Go thru all rapids as close to slack as you can. Doesn't matter what phase of the moon you're in - just aim for slack. The WA & BC tide tables are both excellent for determining slack - just pick whichever set is easiest for you to understand - making sure it covers all the areas you plan to go. Also, read the introductory parts to make sure you allow for Daylight Saving Time if necessary - so you don't shoot the rapids early or late.

If you plan to go thru the set of 3 rapids on your way up to Johnstone Strait (Whirlpool is one of them), look in the Douglass cruising guide or Northwest Boat Travel for the timing of each of the 3 rapids - I recollect for those, if you're moving north you hit the first set a bit earlier than slack on an outgoing tide; aim for total slack for the middle set; & pass the 3rd set after slack when the tide's outgoing (that is, going north if you're going north).

Malibu Rapids, going in to Princess Louisa, is tricky because it's a blind S-shaped curve.
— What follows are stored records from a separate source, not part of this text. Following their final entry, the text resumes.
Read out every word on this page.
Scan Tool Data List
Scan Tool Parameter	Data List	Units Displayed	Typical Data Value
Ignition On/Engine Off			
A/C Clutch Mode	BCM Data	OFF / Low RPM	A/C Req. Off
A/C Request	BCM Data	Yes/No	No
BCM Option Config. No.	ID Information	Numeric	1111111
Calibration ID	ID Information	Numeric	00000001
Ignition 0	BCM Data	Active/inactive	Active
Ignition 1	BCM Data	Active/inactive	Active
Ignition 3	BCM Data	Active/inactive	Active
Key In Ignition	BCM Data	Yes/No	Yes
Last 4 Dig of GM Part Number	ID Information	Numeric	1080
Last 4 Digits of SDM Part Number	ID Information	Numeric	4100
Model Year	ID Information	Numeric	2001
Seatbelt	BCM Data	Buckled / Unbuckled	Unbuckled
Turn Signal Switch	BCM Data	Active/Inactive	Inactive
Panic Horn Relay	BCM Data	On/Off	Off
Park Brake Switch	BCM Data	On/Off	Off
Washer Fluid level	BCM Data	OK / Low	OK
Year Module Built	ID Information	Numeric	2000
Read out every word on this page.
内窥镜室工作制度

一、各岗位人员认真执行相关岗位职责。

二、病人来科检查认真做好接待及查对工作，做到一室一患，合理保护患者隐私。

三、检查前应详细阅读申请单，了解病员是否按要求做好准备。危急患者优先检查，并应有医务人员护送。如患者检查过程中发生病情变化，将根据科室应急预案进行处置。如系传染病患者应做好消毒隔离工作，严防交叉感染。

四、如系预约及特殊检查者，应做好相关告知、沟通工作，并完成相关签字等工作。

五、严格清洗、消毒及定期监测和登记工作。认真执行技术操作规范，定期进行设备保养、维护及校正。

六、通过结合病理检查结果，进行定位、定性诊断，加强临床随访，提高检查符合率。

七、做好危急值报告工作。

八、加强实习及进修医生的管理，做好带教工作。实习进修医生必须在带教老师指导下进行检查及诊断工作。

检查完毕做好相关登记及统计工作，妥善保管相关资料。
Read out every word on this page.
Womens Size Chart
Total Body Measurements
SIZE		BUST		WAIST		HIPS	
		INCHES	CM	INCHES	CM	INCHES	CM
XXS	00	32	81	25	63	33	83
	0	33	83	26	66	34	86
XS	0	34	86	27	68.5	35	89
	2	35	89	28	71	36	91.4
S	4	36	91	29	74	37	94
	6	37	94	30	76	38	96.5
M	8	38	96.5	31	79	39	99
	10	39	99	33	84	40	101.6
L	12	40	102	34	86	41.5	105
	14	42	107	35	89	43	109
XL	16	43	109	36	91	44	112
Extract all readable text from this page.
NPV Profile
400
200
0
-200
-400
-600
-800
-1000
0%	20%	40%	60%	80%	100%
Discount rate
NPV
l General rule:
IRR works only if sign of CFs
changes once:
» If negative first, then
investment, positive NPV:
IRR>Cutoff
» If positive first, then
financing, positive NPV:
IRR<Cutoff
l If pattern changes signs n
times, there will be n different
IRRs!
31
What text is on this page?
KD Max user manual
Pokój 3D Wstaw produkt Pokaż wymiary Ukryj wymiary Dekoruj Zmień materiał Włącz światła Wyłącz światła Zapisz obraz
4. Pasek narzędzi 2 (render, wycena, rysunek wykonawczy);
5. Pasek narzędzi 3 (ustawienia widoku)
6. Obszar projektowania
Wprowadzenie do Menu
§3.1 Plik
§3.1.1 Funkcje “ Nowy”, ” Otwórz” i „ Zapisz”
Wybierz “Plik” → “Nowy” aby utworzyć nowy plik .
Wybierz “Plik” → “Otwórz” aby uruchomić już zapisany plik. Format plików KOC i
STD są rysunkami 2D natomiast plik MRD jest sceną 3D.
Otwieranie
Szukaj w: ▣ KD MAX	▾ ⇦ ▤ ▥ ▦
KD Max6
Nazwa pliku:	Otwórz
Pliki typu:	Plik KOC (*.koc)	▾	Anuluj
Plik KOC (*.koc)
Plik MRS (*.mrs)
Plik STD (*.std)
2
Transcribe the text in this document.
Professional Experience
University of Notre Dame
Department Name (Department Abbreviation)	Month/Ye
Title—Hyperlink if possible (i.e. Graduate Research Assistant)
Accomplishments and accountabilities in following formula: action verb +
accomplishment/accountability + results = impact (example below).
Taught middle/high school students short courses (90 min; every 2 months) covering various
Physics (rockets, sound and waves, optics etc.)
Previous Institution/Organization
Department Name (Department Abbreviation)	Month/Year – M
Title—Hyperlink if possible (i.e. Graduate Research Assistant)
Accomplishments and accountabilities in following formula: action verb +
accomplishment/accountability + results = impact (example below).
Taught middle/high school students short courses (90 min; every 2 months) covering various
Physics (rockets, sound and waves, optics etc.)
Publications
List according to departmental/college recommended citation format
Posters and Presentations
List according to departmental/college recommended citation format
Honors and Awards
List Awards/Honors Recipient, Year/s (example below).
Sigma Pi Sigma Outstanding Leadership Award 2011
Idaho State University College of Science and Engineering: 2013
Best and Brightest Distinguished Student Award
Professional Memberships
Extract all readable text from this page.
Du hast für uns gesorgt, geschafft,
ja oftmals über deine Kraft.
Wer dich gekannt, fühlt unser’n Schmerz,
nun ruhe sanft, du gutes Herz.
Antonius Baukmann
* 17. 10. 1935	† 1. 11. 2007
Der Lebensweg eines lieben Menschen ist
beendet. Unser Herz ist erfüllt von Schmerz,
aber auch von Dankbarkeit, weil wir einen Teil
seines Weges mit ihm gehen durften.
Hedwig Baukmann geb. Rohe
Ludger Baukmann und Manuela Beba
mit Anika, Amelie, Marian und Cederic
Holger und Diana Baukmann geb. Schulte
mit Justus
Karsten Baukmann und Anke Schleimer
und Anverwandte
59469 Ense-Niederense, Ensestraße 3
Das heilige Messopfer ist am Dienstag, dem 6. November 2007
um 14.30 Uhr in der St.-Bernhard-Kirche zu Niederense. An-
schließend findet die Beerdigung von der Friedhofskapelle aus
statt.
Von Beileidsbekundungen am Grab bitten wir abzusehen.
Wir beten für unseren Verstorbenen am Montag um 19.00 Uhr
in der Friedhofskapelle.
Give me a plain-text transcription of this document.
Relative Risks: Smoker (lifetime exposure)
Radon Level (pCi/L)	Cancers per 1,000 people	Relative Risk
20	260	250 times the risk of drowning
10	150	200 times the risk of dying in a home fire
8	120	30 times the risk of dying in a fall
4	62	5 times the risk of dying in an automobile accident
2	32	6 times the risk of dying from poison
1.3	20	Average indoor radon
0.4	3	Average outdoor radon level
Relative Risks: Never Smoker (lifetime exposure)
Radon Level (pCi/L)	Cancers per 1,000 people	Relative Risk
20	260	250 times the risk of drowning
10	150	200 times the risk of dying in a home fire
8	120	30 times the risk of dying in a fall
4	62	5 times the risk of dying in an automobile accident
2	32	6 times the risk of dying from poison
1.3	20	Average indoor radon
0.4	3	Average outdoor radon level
But, if you're up there in April, there's likely no other boat traffic around you. Go thru this one at absolute slack (you'll see the difference on the water with the currents, if you get there a bit early). It's scary but doable - and worth it. If you can, follow another boat in who's been there before.

So that's it for shooting rapids. It's easier once you do it once or twice. Just keep it at slack & you'll be fine - our boat's a 40-footer too, 6-foot keel, & we did fine. Don't be shy about revving up your engine if you feel the current grabbing your keel.